João Pereira Coutinho
Folha
Fica a pergunta: será que um agricultor, em plena Idade Média, sabia que estava a viver uma “era das trevas”? Será que ele sabia que era demasiado tarde para experimentar as glórias da Antiguidade e, por outro, demasiado cedo para colher os frutos do Renascimento?
A pergunta é formulada por Kyle Chayka na New Yorker e eu sorri. O autor pondera se não estaremos a viver uma nova Idade Média. Houve a Covid. Trump e o assalto ao Capitólio. A invasão russa da Ucrânia. O ataque do Hamas em Israel. E a inteligência artificial promete arrasar com a humanidade.
PERGUNTA ABSURDA – Que nome podemos dar ao nosso período angustiante? Estaremos numa fase de transição para um mundo melhor? Ou pior, muito pior?
Sorri com a pergunta, repito, porque ela é deliciosamente absurda. Não existem “eras de trevas” ou “eras de luz”, exceto para os “philosophes” do Iluminismo que, na famosa “Enciclopédia”, passavam diretamente da filosofia antiga para a filosofia moderna, sem prestar atenção ao pensamento medieval. Mensagem deles: não houve pensamento medieval, só ignorância e superstição.
Suspiros. Será preciso lembrar, com uma vênia ao sr. Charles Dickens, que cada época histórica transporta sempre o melhor dos tempos e o pior dos tempos?
HOUVE AVANÇOS – A Antiguidade deu-nos a filosofia grega e a legalidade romana; além da escravidão e dos inocentes jogados às feras. O Renascimento deu-nos Leonardo e Michelangelo; mas também as guerras religiosas e a Inquisição Espanhola.
Até a Idade Média participa dessa ambiguidade. O crescimento demográfico e a peste negra, as primeiras universidades e as cruzadas — tudo conviveu no mesmo tempo e, às vezes, no mesmo espaço.
O agricultor da Idade Média desconhecia os rótulos com que os vindouros acabariam por classificar a sua época. Mas uma coisa é certa: os medos desse agricultor são os nossos porque tudo muda, exceto a natureza humana.

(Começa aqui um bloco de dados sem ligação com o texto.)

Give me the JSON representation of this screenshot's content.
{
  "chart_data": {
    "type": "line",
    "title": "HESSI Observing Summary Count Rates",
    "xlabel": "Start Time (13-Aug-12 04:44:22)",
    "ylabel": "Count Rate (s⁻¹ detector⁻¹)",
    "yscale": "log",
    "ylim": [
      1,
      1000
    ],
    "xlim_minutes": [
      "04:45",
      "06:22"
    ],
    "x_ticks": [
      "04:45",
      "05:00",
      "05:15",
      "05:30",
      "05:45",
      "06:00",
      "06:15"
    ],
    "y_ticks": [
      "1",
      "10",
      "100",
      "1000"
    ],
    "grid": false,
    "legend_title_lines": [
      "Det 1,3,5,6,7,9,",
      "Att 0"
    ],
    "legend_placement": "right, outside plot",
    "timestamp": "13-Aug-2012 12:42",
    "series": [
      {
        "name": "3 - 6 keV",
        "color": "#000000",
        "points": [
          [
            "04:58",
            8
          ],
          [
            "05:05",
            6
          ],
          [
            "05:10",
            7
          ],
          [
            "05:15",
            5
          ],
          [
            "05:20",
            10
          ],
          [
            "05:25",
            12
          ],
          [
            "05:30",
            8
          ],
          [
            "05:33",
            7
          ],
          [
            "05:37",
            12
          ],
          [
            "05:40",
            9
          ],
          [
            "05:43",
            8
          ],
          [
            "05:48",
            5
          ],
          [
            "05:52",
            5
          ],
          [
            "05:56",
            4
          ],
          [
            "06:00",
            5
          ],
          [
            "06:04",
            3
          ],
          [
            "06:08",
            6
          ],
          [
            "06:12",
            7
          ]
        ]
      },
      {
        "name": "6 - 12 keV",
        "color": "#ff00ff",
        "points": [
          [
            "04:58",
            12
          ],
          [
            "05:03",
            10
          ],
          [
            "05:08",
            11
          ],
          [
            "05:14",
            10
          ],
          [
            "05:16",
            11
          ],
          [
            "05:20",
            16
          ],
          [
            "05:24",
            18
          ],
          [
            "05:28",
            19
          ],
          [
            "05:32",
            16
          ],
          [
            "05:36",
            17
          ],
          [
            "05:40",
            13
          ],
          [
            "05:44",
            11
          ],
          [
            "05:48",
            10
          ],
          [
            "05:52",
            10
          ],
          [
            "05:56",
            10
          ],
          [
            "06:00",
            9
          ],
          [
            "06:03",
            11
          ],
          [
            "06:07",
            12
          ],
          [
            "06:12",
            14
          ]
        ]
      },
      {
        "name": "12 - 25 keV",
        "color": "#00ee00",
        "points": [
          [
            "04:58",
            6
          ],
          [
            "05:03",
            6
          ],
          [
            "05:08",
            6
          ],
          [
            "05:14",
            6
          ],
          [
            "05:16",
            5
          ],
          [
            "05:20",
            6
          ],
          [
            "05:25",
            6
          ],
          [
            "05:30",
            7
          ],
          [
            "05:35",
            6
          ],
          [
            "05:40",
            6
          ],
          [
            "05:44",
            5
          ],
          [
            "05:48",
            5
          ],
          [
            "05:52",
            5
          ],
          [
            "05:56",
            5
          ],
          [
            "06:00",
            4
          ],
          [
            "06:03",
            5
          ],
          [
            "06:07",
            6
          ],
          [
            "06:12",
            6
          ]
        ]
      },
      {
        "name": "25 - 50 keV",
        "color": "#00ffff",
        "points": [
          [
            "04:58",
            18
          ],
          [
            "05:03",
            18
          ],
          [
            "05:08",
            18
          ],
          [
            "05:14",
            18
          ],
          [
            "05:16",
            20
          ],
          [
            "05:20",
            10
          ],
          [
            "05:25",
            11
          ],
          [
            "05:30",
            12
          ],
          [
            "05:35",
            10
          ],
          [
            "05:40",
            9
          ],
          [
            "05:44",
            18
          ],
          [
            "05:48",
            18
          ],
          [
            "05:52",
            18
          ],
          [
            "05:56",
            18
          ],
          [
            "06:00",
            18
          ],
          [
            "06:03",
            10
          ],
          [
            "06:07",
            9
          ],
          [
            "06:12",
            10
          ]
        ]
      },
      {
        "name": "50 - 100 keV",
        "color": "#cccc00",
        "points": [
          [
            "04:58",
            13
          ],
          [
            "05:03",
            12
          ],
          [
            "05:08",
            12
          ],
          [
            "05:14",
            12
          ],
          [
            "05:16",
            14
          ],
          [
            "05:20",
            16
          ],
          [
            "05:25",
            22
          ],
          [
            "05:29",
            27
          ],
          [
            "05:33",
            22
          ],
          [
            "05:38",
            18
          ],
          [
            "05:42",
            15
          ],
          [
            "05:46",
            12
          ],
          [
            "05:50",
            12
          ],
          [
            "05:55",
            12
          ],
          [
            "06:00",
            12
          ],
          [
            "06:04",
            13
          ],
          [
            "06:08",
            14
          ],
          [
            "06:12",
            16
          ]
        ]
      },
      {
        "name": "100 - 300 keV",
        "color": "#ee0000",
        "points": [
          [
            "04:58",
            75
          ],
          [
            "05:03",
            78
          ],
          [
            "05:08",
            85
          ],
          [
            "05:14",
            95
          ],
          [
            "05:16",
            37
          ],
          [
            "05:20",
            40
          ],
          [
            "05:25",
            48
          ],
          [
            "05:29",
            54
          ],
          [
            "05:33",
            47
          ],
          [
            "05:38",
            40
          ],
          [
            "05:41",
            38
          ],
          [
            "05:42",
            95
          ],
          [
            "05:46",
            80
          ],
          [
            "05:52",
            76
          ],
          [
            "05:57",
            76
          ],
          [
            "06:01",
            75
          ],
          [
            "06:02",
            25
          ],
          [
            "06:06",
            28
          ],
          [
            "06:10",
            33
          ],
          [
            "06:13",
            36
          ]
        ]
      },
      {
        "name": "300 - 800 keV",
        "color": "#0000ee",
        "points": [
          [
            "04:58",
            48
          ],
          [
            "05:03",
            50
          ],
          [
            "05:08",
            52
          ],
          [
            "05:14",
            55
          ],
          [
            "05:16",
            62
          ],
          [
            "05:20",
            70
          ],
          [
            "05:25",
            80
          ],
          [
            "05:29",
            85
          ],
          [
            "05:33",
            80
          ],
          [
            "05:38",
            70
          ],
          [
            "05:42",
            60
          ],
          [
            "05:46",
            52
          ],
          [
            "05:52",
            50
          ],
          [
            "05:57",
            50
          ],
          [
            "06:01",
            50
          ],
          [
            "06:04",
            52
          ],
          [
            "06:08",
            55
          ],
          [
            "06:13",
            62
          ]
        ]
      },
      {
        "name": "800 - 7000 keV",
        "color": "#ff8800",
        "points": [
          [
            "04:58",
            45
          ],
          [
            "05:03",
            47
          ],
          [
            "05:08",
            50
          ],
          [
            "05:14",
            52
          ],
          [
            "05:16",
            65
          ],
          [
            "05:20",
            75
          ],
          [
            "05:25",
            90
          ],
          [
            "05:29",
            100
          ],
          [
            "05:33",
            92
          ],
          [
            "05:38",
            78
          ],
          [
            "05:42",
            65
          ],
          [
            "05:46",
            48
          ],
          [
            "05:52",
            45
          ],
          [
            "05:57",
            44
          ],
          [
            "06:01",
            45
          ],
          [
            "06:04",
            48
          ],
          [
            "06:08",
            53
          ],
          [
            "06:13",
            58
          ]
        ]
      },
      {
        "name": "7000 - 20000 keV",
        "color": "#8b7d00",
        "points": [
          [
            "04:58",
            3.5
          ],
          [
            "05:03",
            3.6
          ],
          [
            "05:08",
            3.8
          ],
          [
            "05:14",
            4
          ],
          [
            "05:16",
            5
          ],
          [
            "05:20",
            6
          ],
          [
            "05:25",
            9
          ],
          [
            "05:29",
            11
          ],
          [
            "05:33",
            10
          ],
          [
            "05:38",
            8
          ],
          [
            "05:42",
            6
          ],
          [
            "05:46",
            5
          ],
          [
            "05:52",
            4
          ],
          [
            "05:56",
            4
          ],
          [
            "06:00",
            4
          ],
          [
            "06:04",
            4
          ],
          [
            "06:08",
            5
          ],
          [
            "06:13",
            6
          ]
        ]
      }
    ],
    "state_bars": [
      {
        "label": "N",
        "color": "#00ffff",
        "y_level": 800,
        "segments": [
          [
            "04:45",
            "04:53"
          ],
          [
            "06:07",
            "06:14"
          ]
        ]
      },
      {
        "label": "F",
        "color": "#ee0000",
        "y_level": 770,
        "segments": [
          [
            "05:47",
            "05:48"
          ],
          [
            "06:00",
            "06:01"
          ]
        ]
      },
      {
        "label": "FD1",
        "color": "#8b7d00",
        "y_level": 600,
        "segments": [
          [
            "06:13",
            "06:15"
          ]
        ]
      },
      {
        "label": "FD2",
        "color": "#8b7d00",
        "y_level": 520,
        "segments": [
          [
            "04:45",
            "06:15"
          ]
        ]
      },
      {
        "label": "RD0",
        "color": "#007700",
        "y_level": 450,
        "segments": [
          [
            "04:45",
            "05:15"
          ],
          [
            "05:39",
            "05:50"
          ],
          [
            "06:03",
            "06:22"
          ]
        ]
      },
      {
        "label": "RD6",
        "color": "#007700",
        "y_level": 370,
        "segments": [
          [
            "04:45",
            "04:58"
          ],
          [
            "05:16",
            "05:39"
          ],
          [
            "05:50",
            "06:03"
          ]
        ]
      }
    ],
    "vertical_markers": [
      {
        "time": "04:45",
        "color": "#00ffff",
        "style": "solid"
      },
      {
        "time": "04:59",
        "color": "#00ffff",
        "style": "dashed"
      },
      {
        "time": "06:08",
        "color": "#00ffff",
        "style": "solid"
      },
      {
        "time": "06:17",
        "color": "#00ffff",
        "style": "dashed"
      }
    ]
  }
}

OS MILÊNIOS – O grande historiador Georges Duby gostava de fazer comparações pertinentes entre o ano 1000 (o auge da Baixa Idade Média no Ocidente) e o ano 2000, quando as ansiedades do milênio regressaram em força para nos assombrar.
Os medievais tinham medo da sua impotência perante uma natureza que não controlavam. Nós também temos. Os medievais tinham medo do outro, do estrangeiro, do desconhecido — e razões não faltavam. Dos vikings aos povos godos, sem esquecer os sarracenos, o outro podia não ser uma visita amigável.
Os temores com as migrações, que têm levado a extrema-direita ao poder na Europa, também transportam essa memória histórica. Os medievais tinham medo da doença, sobretudo das epidemias sazonais que dizimavam povoações inteiras. Nós? Nunca fomos tão hipocondríacos.
MEDO DA MORTE – Uma diferença, porém, nos separa do agricultor medieval. Como lembrava Duby, ele não tinha medo da morte, apenas do Além, quando seria julgado por sua conduta terrena.
Nós não tememos o Além — quem acredita nisso, certo? —, mas temos um medo da morte jamais visto na história da civilização ocidental. Talvez porque, ironicamente, a crença de que só existe uma vida coloca sobre essa vida expectativas angustiantes.
Eis a nossa condição: nunca nos sentimos tão desenvolvidos; mas, ao mesmo tempo, nunca nos sentimos tão abandonados e vulneráveis.
VEJA O FILME – É um contraste cômico. Aliás, se dúvidas houvesse, bastaria assistir ao filme “O Mundo Depois de Nós” (na Netflix), uma distopia apocalíptica onde estão condensados todos os medos do “homo Americanus” em pleno século 21. São medos do “homo occidentalis” também.
O medo da desconexão (aquele momento em que a tecnologia deixa de funcionar, como Don DeLillo já tinha antecipado no seu “O Silêncio”).
O medo dos brancos em relação aos negros (e dos negros em relação aos brancos). E, entre os brancos, a desconfiança entre os brancos progressistas e o “cesto dos deploráveis” da América rural. O medo dos chineses, dos norte-coreanos, dos iranianos —e de todos ao mesmo tempo.
TEMPESTADE PERFEITA – Há até o medo da guerra civil, sobretudo em vésperas da eleição presidencial de 2024.
Perante essa tempestade perfeita, não admira que a adolescente do filme viva obcecada com a série “Friends”, representação de um tempo arcádico em que havia, pelo menos, uma promessa de felicidade.
Incapazes de lidar com o trágico, resta-lhe a fuga, o isolamento, o bunker. É uma bela metáfora.